We are off to another part of the village to give our condolences to Modesta, whose sister had died. What can one say at a time like this even if one understands the culture? We talk with Modesta a bit, pray for her and her family, say goodbye.
It is lunch now, but we decide not to eat, hoping to get dinner around six pm when we arrive back in Blantyre. It is really hot now. I cannot put my hand out the window because the hot air burns.

At around 2pm (about ½ way home), in the high heat of the day we pass a traffic accident, there is much broken glass on the road. Within a minute Richard knows we have a flat tire. We pull over in the middle of nowhere and I am praying that somehow we will get going again.

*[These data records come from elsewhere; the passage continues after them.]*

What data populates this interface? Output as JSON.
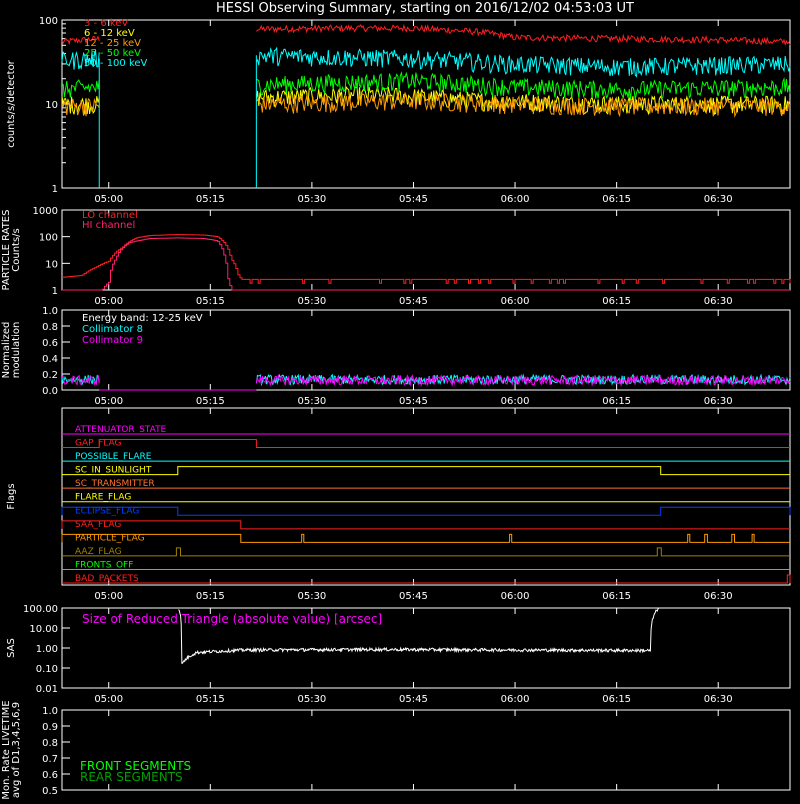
{
  "title": "HESSI Observing Summary, starting on 2016/12/02 04:53:03 UT",
  "time_axis": {
    "range_min": [
      -6.9,
      100.6
    ],
    "ticks": [
      {
        "min": 0,
        "label": "05:00"
      },
      {
        "min": 15,
        "label": "05:15"
      },
      {
        "min": 30,
        "label": "05:30"
      },
      {
        "min": 45,
        "label": "05:45"
      },
      {
        "min": 60,
        "label": "06:00"
      },
      {
        "min": 75,
        "label": "06:15"
      },
      {
        "min": 90,
        "label": "06:30"
      }
    ]
  },
  "chart_data": [
    {
      "type": "line",
      "panel": "count-rates",
      "ylabel": "counts/s/detector",
      "yscale": "log",
      "ylim": [
        1,
        100
      ],
      "yticks": [
        "1",
        "10",
        "100"
      ],
      "x_units": "minutes after 05:00 UT",
      "data_gap_minutes": [
        -1.4,
        21.8
      ],
      "series": [
        {
          "name": "3 - 6 keV",
          "color": "#ff2020",
          "points": [
            [
              -6.9,
              55
            ],
            [
              -1.4,
              60
            ],
            [
              21.8,
              78
            ],
            [
              35,
              80
            ],
            [
              45,
              80
            ],
            [
              55,
              72
            ],
            [
              60,
              62
            ],
            [
              75,
              60
            ],
            [
              90,
              58
            ],
            [
              100.6,
              55
            ]
          ]
        },
        {
          "name": "6 - 12 keV",
          "color": "#ffff00",
          "points": [
            [
              -6.9,
              10
            ],
            [
              -1.4,
              10
            ],
            [
              21.8,
              12
            ],
            [
              40,
              13
            ],
            [
              55,
              11
            ],
            [
              75,
              10
            ],
            [
              100.6,
              10
            ]
          ]
        },
        {
          "name": "12 - 25 keV",
          "color": "#ff9a00",
          "points": [
            [
              -6.9,
              9.5
            ],
            [
              -1.4,
              9.5
            ],
            [
              21.8,
              10
            ],
            [
              45,
              11
            ],
            [
              60,
              10
            ],
            [
              75,
              9.5
            ],
            [
              100.6,
              9.5
            ]
          ]
        },
        {
          "name": "25 - 50 keV",
          "color": "#00ff00",
          "points": [
            [
              -6.9,
              15
            ],
            [
              -1.4,
              16
            ],
            [
              21.8,
              17
            ],
            [
              45,
              19
            ],
            [
              60,
              16
            ],
            [
              75,
              15
            ],
            [
              100.6,
              16
            ]
          ]
        },
        {
          "name": "50 - 100 keV",
          "color": "#00ffff",
          "points": [
            [
              -6.9,
              33
            ],
            [
              -1.4,
              35
            ],
            [
              21.8,
              38
            ],
            [
              45,
              35
            ],
            [
              60,
              30
            ],
            [
              75,
              28
            ],
            [
              100.6,
              30
            ]
          ]
        }
      ]
    },
    {
      "type": "line",
      "panel": "particle-rates",
      "ylabel": "PARTICLE RATES Counts/s",
      "yscale": "log",
      "ylim": [
        1,
        1000
      ],
      "yticks": [
        "1",
        "10",
        "100",
        "1000"
      ],
      "x_units": "minutes after 05:00 UT",
      "series": [
        {
          "name": "LO channel",
          "color": "#ff2020",
          "points": [
            [
              -6.9,
              3
            ],
            [
              -4,
              3.5
            ],
            [
              -2,
              7
            ],
            [
              0,
              12
            ],
            [
              2,
              40
            ],
            [
              4,
              90
            ],
            [
              6,
              110
            ],
            [
              10,
              120
            ],
            [
              14,
              115
            ],
            [
              16,
              100
            ],
            [
              17,
              60
            ],
            [
              18,
              15
            ],
            [
              19,
              4
            ],
            [
              19.5,
              2.5
            ],
            [
              100.6,
              2.5
            ]
          ]
        },
        {
          "name": "HI channel",
          "color": "#ff2070",
          "points": [
            [
              -6.9,
              1
            ],
            [
              -1,
              1
            ],
            [
              0,
              2
            ],
            [
              1,
              15
            ],
            [
              3,
              60
            ],
            [
              6,
              85
            ],
            [
              10,
              90
            ],
            [
              14,
              85
            ],
            [
              16,
              70
            ],
            [
              17,
              20
            ],
            [
              17.5,
              3
            ],
            [
              18,
              1
            ],
            [
              100.6,
              1
            ]
          ]
        }
      ]
    },
    {
      "type": "line",
      "panel": "modulation",
      "ylabel": "Normalized modulation",
      "ylim": [
        0,
        1
      ],
      "yticks": [
        "0.0",
        "0.2",
        "0.4",
        "0.6",
        "0.8",
        "1.0"
      ],
      "annotations": [
        "Energy band: 12-25 keV"
      ],
      "series": [
        {
          "name": "Collimator 8",
          "color": "#00ffff",
          "level": 0.13
        },
        {
          "name": "Collimator 9",
          "color": "#ff00ff",
          "level": 0.12
        }
      ]
    },
    {
      "type": "line",
      "panel": "flags",
      "ylabel": "Flags",
      "series": [
        {
          "name": "ATTENUATOR_STATE",
          "color": "#ff00ff",
          "steps": []
        },
        {
          "name": "GAP_FLAG",
          "color": "#ff2020",
          "steps": [
            [
              -1.4,
              21.8
            ]
          ]
        },
        {
          "name": "POSSIBLE_FLARE",
          "color": "#00ffff",
          "steps": []
        },
        {
          "name": "SC_IN_SUNLIGHT",
          "color": "#ffff00",
          "steps": [
            [
              10.2,
              81.5
            ]
          ]
        },
        {
          "name": "SC_TRANSMITTER",
          "color": "#ff7030",
          "steps": []
        },
        {
          "name": "FLARE_FLAG",
          "color": "#ffff00",
          "steps": []
        },
        {
          "name": "ECLIPSE_FLAG",
          "color": "#0040ff",
          "steps": [
            [
              -6.9,
              10.2
            ],
            [
              81.5,
              100.6
            ]
          ]
        },
        {
          "name": "SAA_FLAG",
          "color": "#ff2020",
          "steps": [
            [
              -6.9,
              19.5
            ]
          ]
        },
        {
          "name": "PARTICLE_FLAG",
          "color": "#ff9a00",
          "steps": [
            [
              -6.9,
              19.5
            ],
            [
              28.5,
              28.8
            ],
            [
              59.2,
              59.5
            ],
            [
              85.5,
              85.8
            ],
            [
              88,
              88.4
            ],
            [
              92,
              92.4
            ],
            [
              95,
              95.3
            ]
          ]
        },
        {
          "name": "AAZ_FLAG",
          "color": "#a08000",
          "steps": [
            [
              10.0,
              10.6
            ],
            [
              81.0,
              81.6
            ]
          ]
        },
        {
          "name": "FRONTS_OFF",
          "color": "#00ff00",
          "steps": []
        },
        {
          "name": "BAD_PACKETS",
          "color": "#ff2020",
          "steps": [
            [
              100.2,
              100.6
            ]
          ]
        }
      ]
    },
    {
      "type": "line",
      "panel": "sas",
      "ylabel": "SAS",
      "yscale": "log",
      "ylim": [
        0.01,
        100
      ],
      "yticks": [
        "0.01",
        "0.10",
        "1.00",
        "10.00",
        "100.00"
      ],
      "annotations": [
        "Size of Reduced Triangle (absolute value) [arcsec]"
      ],
      "series": [
        {
          "name": "Size of Reduced Triangle",
          "color": "#ffffff",
          "points": [
            [
              10.3,
              100
            ],
            [
              10.8,
              0.15
            ],
            [
              11.5,
              0.3
            ],
            [
              13,
              0.6
            ],
            [
              20,
              0.8
            ],
            [
              40,
              0.85
            ],
            [
              60,
              0.8
            ],
            [
              80,
              0.75
            ],
            [
              81.2,
              100
            ]
          ]
        }
      ]
    },
    {
      "type": "line",
      "panel": "livetime",
      "ylabel": "Mon. Rate LIVETIME avg of D1,3,4,5,6,9",
      "ylim": [
        0.5,
        1.0
      ],
      "yticks": [
        "0.5",
        "0.6",
        "0.7",
        "0.8",
        "0.9",
        "1.0"
      ],
      "series": [
        {
          "name": "FRONT SEGMENTS",
          "color": "#00ff00",
          "points": []
        },
        {
          "name": "REAR SEGMENTS",
          "color": "#00a000",
          "points": []
        }
      ]
    }
  ]
}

The sun is incredibly hot, it burns the skin within minutes. We cannot open the back of the van (the lock sticks) for a very long time, it seems like an hour, it was likely more like 10 minutes. Fortunately we have a spare, but the wrench we have doesn’t fit any of the bolts on our wheels. Richard is trying to use a bottle cap to solve the problem – it is incredibly hot. A minibus filled with people pulls over and one man runs toward us with a wrench in hand. Amazingly it fits our bolts. We get the spare out and start to remove the busted tire. His bus is madly honking at him to hurry back since they are running late. He sells us his wrench for 2,000KW, about $5 and runs off to catch his bus.

Incredibly we are back on the road and make it home in time for a Skype call to our home church in Waterloo...another typical day in Malawi.